2- Outro excelente exemplo dessa rápida aprendizagem foi o aproveitamento, maldoso diria eu, feito com o recente cancelamento, em virtude de uma avaria, do voo Horta-Lisboa, na passada semana. Ora, cabe na cabeça de alguém vir propor uma posição supra partidária sobre um problema, que o é, um problema que a todos diz respeito, que a todos afeta, que tem merecido de todos uma posição unânime, Partidos Políticos, Assembleia Municipal, Conselho de Ilha inclusive, sem que sequer se procure falar com todos os outros partidos ou intervenientes? Não aprendeu o deputado candidato a Presidente da Câmara que não é assim que se tratam as questões? Contatou, previamente, o Presidente do Conselho de Ilha? Contatou, previamente, qualquer um dos Conselheiros do órgão? Não lhe bastou o exemplo, com a mesma tentativa, na altura, enquanto candidato a Deputado, que lhe valeu ficar a falar sozinho, sem ter merecido sequer resposta de alguns dos outros partidos políticos? O que interessava, afinal, era o aproveitamento de uma situação incómoda, inesperada, chata, que não sendo normal, resultou de uma avaria. O Suprapartidarismo só é sério se envolver os demais intervenientes, previamente, só é verdadeiro se, na realidade, procurar consensos, não é fazendo filmes e acompanhado apenas de um dos partidos que o apoia e da comunicação social, é claro, que se trabalha e se obtém decisões suprapartidárias.
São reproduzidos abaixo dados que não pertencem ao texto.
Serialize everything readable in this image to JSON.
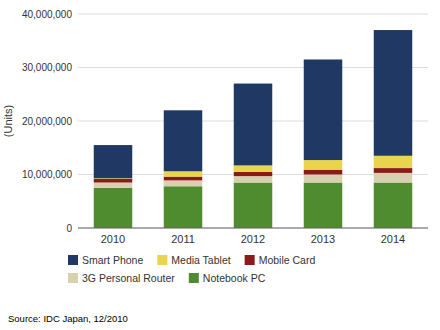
{
  "chart_data": {
    "type": "bar",
    "stacked": true,
    "categories": [
      "2010",
      "2011",
      "2012",
      "2013",
      "2014"
    ],
    "series": [
      {
        "name": "Notebook PC",
        "color": "#4e8c2f",
        "values": [
          7500000,
          7800000,
          8500000,
          8500000,
          8500000
        ]
      },
      {
        "name": "3G Personal Router",
        "color": "#d9d0b0",
        "values": [
          1000000,
          1100000,
          1200000,
          1500000,
          1800000
        ]
      },
      {
        "name": "Mobile Card",
        "color": "#8b1a1a",
        "values": [
          700000,
          700000,
          800000,
          900000,
          900000
        ]
      },
      {
        "name": "Media Tablet",
        "color": "#e8d44d",
        "values": [
          100000,
          1000000,
          1200000,
          1800000,
          2300000
        ]
      },
      {
        "name": "Smart Phone",
        "color": "#1f3864",
        "values": [
          6200000,
          11400000,
          15300000,
          18800000,
          23500000
        ]
      }
    ],
    "ylabel": "(Units)",
    "ylim": [
      0,
      40000000
    ],
    "yticks": [
      0,
      {
        "value": 10000000,
        "label": "10,000,000"
      },
      {
        "value": 20000000,
        "label": "20,000,000"
      },
      {
        "value": 30000000,
        "label": "30,000,000"
      },
      {
        "value": 40000000,
        "label": "40,000,000"
      }
    ],
    "grid": true,
    "legend": "bottom",
    "annotations": [
      "Source: IDC Japan, 12/2010"
    ]
  }
}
3- E no que diz respeito à comunicação Social da Ilha, escrita, radiofónica ou televisiva, se dúvidas houvesse, e poucas, de facto, existiam, elas ficaram total e completamente esclarecidas em algumas das últimas posições, artigos, reportagens, ou disponibilidades, quanto às tendências políticas, legítimas suponho, dos seus responsáveis, sendo que são muitos os leitores que consideram que os jornais locais pouco diferentes são de alguns boletins informativos ao serviço de alguns partidos, havendo mesmo outros que acusam, ou pelo menos suspeitam de favores e negócios familiares, em troca de espaços de intervenção, em momentos pré eleitorais. E tal como se diz, e bem, “À mulher de César, não basta ser honesta é preciso parecer honesta”.